Several issues were discussed, including:

  1. Mental health – There is no one factor that can fully explain the rise of absence and persistent absence (where a child is in school less than 90% of the time). However, the issue of mental health is widely seen as a key contributor. Gibb noted that the situation has been worsened by the challenges young people faced during the pandemic, such as time away from friends. He argued that improving youth mental health has been a priority for government through the Children and Young People’s Mental Health Green Paper, which led to initiatives such as Senior Mental Health Leads in schools.
  2. Absence dashboard – Gibb heralded the success of the attendance dashboard, which has had 81% schools participating, providing useful data and intel on absence, and allowing schools to compare their rates with others across the country. He explained that the government would like the initiative to ultimately become mandatory for schools but that they are pleased with its uptake on a voluntary basis.
  3. Absence codes – Members of the committee floated the idea of having an absence code for ‘mental health’. Gibb argued that it may be difficult to get consistent reporting here, particularly given an absence may not be solely explained by a mental health issue (e.g. physical sickness combined with anxiety).
  4. Working from home – Gibb argued that the increase in working from home may make it easier for parents to allow their child, who might be unhappy at school, to stay at home. He emphasised the need for schools to work with parents to stress the importance of coming to school. He said that it will be a challenge to address issues arising from the lifestyle changes associated with the pandemic.
  5. Attendance Hubs – Gibb explained that the current aim with Attendance Hubs is to test a ‘proof of concept’. He argued that the Hubs approach is a “school-led, professional-led way of spreading best practice” and a “model that has been proven to work”.

Read the Schools Week live tweet thread here.
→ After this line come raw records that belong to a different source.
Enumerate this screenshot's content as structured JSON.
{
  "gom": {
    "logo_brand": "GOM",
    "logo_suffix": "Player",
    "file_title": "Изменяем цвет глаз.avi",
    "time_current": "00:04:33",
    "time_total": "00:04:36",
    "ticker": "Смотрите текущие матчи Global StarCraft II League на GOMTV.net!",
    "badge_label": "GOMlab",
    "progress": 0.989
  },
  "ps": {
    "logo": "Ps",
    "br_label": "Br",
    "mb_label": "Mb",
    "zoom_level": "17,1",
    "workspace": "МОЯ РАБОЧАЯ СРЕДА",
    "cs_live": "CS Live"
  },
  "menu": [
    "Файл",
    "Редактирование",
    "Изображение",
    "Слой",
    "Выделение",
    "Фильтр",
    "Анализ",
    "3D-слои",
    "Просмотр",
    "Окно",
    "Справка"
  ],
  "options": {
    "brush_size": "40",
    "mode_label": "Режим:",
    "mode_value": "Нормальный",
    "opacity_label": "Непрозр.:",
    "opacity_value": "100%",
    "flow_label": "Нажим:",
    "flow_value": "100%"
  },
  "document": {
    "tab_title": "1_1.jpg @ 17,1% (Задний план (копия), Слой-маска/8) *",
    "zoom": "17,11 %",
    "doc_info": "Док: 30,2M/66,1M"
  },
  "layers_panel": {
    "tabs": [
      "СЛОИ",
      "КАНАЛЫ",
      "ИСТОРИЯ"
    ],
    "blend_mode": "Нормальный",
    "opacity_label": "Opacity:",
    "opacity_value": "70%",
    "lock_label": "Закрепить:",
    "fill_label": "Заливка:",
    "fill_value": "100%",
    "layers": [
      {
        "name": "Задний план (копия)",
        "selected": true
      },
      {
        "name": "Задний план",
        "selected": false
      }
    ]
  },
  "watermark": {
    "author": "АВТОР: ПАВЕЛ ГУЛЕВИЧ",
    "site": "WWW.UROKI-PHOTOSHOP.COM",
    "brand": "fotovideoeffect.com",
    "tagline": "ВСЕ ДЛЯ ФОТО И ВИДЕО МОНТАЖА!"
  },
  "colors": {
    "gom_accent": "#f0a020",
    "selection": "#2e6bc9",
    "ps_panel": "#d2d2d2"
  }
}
5. DfE statistics show a continued decline in uptake of higher-level vocational qualifications in England 

Recent figures published by the Department for Education showed that there were 48,500 entrants for Level 4 and Level 5 qualifications in 2021-2022, down from 80,900 in 2015-2016. Experts say that the introduction of higher fees had “severely damaged” the demand for provision of higher-level vocational qualifications, while providers had neglected them. Imran Tahir, a research economist at the Institute for Fiscal Studies, holds that there are likely to be additional factors at play such as the introduction of new qualifications like T-levels and skills bootcamps as well as the uncertainty generated among providers due to the government’s upcoming review of the Level 4 and 5 courses. The current loan model, designed to suit a three-year degree program, is also seen to be unsuitable for building these qualifications into a degree. To bridge the “skills gap” in the UK, especially in areas of acute skill shortages like construction and engineering, higher technical qualifications are considered to be the most effective means. Even as experts have celebrated the increase in the uptake of degree apprenticeship programmes, primarily due to a big governmental drive and introduction of the apprenticeship levy, level 4 and 5 courses have not seen a similar improvement. A DfE spokesperson responded by saying, “We are transforming student finance to make it easier for more people to take level 4 and 5 courses, introducing maintenance loans for flagship higher technical qualifications from September 2023 to put funding on par with degree courses for the first time.”

Read the Times Higher Education article here.